Simultaneously, former AATIP director Luis Elizondo — who had resigned from the Pentagon days earlier citing the same institutional dysfunction — also went public through To The Stars Academy of Arts and Science, the organization founded by Tom DeLonge. The coordination between Mellon, Elizondo, and the NYT reporters represented the first time senior former intelligence officials had strategically organized a public disclosure effort around authentic, government-origin UAP footage. The 2017 story prompted the Senate Armed Services Committee to demand briefings and ultimately contributed to the legislative chain that produced the 2020 UAP Task Force, 2022 AARO, 2024 NDAA, and 2026 PURSUE releases.
Mellon's Role in the 2024 NDAA UAP Provisions
Following the 2017 disclosure, Mellon became one of the primary architects of the legislative framework that eventually produced NARA RG 615, the PURSUE program, and the mandatory declassification pipeline. Working through the Senate Armed Services Committee and alongside congressional allies including Senator Kirsten Gillibrand (sponsor of the UAP Disclosure Act), Mellon helped draft and advocate for the Section 1841 provisions of the 2024 National Defense Authorization Act.
Section 1841 established NARA Record Group 615 as the mandatory repository for all UAP records across the federal government, created the PURSUE declassification mechanism, and provided whistleblower protections for individuals with knowledge of UAP retrieval or legacy programs. Mellon has stated that the whistleblower protection provisions were among the most consequential elements — because without protection for witnesses, the retrieval program allegations (raised by Grusch in 2023) would remain in classified testimony rather than on the public record. The PURSUE releases that produced 280+ declassified files in May 2026 are the direct legislative product of the framework Mellon helped construct.
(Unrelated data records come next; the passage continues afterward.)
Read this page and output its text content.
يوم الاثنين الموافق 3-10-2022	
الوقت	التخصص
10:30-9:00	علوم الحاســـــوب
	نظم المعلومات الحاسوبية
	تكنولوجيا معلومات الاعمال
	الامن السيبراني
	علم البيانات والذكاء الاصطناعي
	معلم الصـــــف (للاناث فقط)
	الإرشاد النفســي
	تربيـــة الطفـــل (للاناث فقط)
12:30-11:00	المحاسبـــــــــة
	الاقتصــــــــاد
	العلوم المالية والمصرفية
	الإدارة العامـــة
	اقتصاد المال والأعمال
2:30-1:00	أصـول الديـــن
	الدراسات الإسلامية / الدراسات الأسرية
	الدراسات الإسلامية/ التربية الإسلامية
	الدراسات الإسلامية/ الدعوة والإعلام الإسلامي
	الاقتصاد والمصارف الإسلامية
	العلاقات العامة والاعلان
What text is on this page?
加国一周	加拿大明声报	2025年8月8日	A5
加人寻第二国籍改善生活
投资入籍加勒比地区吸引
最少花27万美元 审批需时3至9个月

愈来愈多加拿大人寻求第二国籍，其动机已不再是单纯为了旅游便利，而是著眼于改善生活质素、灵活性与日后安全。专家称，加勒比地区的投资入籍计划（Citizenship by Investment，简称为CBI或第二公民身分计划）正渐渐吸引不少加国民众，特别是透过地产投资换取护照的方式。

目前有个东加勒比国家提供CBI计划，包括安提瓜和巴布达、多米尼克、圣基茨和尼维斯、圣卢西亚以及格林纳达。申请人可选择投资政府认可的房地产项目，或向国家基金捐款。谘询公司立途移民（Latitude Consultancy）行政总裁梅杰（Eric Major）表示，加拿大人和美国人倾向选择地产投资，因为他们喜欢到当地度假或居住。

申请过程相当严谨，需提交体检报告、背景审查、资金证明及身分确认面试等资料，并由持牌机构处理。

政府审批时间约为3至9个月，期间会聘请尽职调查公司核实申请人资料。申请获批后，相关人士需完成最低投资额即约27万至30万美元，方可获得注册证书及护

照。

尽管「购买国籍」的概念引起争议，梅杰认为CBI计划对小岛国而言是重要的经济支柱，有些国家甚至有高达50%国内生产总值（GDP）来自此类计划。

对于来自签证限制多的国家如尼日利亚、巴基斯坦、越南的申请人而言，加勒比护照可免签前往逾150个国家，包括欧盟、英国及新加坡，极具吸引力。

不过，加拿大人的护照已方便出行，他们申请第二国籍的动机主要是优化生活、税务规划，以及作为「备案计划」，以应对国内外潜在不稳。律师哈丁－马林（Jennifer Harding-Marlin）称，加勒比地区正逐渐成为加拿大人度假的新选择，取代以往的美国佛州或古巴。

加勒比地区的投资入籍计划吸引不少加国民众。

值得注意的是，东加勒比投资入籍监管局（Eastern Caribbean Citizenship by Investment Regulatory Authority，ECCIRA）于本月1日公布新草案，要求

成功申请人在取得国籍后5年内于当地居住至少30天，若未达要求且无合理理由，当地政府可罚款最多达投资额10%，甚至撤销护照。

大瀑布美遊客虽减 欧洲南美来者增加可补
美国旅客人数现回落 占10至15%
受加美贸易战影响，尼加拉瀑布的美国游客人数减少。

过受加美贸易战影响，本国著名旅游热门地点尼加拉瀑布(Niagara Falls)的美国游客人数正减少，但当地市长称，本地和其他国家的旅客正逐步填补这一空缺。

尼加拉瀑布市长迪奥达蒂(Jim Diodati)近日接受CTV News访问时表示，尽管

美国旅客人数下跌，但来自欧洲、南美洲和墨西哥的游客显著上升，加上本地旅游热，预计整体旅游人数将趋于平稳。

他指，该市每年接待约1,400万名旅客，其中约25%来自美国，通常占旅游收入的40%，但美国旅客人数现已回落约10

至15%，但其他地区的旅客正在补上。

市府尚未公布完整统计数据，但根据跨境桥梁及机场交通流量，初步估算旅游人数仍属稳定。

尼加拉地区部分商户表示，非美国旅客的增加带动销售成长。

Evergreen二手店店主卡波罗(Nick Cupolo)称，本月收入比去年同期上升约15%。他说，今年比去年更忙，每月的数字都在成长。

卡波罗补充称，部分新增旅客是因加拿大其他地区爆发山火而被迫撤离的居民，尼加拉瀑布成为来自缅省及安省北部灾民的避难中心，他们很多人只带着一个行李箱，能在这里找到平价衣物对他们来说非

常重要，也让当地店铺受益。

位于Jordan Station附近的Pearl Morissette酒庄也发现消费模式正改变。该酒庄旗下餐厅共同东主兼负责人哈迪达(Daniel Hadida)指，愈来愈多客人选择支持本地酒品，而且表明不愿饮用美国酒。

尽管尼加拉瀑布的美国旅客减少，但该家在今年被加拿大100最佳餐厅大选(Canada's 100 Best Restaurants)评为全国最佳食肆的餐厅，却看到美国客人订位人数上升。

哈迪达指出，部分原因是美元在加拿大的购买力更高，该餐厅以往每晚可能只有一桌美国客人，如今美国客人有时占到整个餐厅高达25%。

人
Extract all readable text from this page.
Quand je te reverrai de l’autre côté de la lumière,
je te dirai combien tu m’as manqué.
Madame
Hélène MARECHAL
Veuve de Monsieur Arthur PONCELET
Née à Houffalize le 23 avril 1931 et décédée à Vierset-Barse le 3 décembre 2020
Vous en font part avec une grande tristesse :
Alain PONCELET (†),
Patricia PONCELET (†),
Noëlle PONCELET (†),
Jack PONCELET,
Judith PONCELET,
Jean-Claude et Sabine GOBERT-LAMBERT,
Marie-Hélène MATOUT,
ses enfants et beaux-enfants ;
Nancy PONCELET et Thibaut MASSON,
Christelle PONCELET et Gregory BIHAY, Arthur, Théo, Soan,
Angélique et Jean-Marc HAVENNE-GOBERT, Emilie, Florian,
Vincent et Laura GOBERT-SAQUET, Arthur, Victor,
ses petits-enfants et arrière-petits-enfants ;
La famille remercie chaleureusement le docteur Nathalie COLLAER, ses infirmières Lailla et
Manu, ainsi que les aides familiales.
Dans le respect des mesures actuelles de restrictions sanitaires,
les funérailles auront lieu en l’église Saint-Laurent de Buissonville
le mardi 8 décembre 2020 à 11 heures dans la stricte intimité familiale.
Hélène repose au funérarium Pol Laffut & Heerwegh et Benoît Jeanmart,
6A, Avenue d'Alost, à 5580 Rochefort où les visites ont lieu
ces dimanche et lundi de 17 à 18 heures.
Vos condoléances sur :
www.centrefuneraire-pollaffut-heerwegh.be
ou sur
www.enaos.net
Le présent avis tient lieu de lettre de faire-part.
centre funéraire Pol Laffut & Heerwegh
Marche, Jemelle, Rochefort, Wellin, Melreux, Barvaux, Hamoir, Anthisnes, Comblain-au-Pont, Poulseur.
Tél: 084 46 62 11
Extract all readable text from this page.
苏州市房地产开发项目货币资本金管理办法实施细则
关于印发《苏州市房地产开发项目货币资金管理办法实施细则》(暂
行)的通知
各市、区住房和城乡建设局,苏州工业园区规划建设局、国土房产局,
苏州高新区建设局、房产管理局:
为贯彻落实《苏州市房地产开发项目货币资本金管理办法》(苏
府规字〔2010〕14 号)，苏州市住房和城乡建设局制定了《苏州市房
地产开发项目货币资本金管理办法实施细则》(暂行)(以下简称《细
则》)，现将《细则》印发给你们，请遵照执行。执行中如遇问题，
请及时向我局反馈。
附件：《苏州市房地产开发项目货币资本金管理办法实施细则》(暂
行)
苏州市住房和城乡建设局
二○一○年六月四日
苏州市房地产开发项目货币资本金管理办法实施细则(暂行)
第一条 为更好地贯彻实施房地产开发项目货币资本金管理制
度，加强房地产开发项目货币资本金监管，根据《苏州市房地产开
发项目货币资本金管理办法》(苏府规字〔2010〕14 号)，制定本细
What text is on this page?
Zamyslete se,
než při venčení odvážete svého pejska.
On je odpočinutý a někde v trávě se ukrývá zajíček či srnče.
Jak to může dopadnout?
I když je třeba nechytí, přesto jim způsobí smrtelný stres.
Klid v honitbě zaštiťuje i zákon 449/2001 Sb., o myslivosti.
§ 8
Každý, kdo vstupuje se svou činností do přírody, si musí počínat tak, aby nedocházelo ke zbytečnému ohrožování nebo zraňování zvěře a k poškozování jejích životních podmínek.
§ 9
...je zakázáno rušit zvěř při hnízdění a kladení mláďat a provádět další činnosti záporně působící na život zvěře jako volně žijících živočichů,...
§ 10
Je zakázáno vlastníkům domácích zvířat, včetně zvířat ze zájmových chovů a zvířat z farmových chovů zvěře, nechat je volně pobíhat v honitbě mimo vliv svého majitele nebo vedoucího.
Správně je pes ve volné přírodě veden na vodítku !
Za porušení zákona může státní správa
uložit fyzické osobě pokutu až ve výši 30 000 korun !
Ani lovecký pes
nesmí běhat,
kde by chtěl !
Mellon's Position on Non-Human Intelligence and the Archive
Christopher Mellon has stated publicly — and in congressional testimony — that his assessment based on his access and analysis is that some UAP incidents are consistent with technology that is not of U.S., Russian, or Chinese origin. He has specifically testified that the observed flight characteristics in the Navy FLIR videos (particularly the objects' apparent awareness of and response to the F/A-18s tracking them) are not consistent with known atmospheric phenomena or adversary aerospace programs as of the 2024 intelligence assessment.
Mellon is careful to distinguish between 'not consistent with known technology' and 'confirmed non-human origin' — he does not make claims about what the objects are, only what the evidence suggests they are not. This distinction is important for evaluating the archive: Mellon's significance to the record is not as an eyewitness but as a senior intelligence official who concluded that the institutional handling of UAP was fundamentally inadequate and took direct action to change it. The PURSUE files, NARA RG 615, and the AARO case resolution database that now exist are in part the product of his sustained effort over the period from 2017 to 2026.